Does the description disclose side effects, auth requirements, rate limits, or destructive behavior?

With no annotations provided, the description carries the full burden of behavioral disclosure. It mentions retrieval but lacks details on permissions needed, rate limits, pagination behavior (implied by cursor/count but not explained), or what the output contains. This is inadequate for a tool with parameters and potential complexity.

Agents need to know what a tool does to the world before calling it. Descriptions should go beyond structured annotations to explain consequences.

Conciseness5/5

Is the description appropriately sized, front-loaded, and free of redundancy?

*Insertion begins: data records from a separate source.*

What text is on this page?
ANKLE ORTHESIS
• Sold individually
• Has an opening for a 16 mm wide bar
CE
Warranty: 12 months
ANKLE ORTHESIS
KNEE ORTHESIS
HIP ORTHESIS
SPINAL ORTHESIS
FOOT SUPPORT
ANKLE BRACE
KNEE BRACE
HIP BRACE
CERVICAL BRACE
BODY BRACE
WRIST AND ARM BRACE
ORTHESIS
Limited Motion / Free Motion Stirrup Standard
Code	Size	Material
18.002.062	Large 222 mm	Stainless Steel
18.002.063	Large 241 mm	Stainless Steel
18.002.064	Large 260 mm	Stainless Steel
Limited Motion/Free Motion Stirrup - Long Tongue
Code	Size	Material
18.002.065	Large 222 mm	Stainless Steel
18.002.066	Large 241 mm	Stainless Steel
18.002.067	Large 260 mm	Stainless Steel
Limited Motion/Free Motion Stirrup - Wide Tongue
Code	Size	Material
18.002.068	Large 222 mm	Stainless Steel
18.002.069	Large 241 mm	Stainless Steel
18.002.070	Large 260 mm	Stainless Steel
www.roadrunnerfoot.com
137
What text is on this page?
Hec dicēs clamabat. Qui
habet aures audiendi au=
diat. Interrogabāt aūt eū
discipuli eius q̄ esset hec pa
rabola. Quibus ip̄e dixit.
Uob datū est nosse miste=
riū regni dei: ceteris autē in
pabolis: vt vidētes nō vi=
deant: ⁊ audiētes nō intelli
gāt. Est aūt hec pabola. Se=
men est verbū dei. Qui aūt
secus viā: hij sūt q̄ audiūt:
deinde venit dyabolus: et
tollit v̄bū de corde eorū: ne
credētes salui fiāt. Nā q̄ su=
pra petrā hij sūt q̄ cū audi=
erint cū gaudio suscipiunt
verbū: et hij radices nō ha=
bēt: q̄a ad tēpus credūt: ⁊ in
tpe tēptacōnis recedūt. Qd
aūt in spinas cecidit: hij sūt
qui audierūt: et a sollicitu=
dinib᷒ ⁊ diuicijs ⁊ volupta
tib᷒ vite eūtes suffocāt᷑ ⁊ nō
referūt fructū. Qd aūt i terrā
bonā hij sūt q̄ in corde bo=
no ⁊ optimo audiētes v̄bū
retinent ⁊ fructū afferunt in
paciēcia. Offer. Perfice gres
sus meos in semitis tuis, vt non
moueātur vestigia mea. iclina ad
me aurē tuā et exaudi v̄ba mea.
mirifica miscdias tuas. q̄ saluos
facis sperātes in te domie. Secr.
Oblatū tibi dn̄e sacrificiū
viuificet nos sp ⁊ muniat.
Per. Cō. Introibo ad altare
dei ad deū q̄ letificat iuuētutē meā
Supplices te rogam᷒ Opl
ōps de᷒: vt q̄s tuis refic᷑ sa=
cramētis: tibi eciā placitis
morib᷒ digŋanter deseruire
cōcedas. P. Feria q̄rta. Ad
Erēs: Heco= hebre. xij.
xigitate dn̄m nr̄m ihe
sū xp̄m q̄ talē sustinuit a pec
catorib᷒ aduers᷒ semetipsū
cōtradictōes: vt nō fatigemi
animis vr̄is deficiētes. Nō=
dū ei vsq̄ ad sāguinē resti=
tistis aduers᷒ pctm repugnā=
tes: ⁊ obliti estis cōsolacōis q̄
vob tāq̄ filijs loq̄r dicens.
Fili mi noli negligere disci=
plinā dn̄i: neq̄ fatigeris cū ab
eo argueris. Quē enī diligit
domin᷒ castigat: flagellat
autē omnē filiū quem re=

The description is a single, efficient sentence with no wasted words, making it easy to parse and front-loaded with the core purpose. It earns its place by clearly stating the tool's function.

Shorter descriptions cost fewer tokens and are easier for agents to parse. Every sentence should earn its place.

Completeness3/5

Given the tool's complexity, does the description cover enough for an agent to succeed on first attempt?

Given the tool has an output schema (which handles return values), no annotations, and low schema coverage, the description is incomplete. It covers the basic purpose but misses usage guidelines, parameter details, and behavioral traits, leaving gaps for an AI agent to operate effectively.

Complex tools with many parameters or behaviors need more documentation. Simple tools need less. This dimension scales expectations accordingly.

Parameters3/5

Does the description clarify parameter syntax, constraints, interactions, or defaults beyond what the schema provides?

Schema description coverage is 0%, so the description must compensate, but it only mentions 'the given user' (hinting at user_id). It doesn't explain count or cursor parameters, leaving them undocumented. The baseline is 3 due to high schema coverage, but here coverage is low, so the description adds minimal value beyond the schema.

Input schemas describe structure but not intent. Descriptions should explain non-obvious parameter relationships and valid value ranges.

Purpose4/5

Does the description clearly state what the tool does and how it differs from similar tools?

The description clearly states the verb ('retrieves') and resource ('users the given user is following'), making the purpose specific and understandable. It distinguishes from siblings like 'get_user_followers' by focusing on following rather than followers, though it doesn't explicitly name alternatives.

Agents choose between tools based on descriptions. A clear purpose with a specific verb and resource helps agents select the right tool.

Usage Guidelines2/5

Does the description explain when to use this tool, when not to, or what alternatives exist?

No guidance is provided on when to use this tool versus alternatives like 'get_user_followers' or 'get_user_profile', nor any context about prerequisites or limitations. The description only states what it does, not when it's appropriate.

Agents often have multiple tools that could apply. Explicit usage guidance like "use X instead of Y when Z" prevents misuse.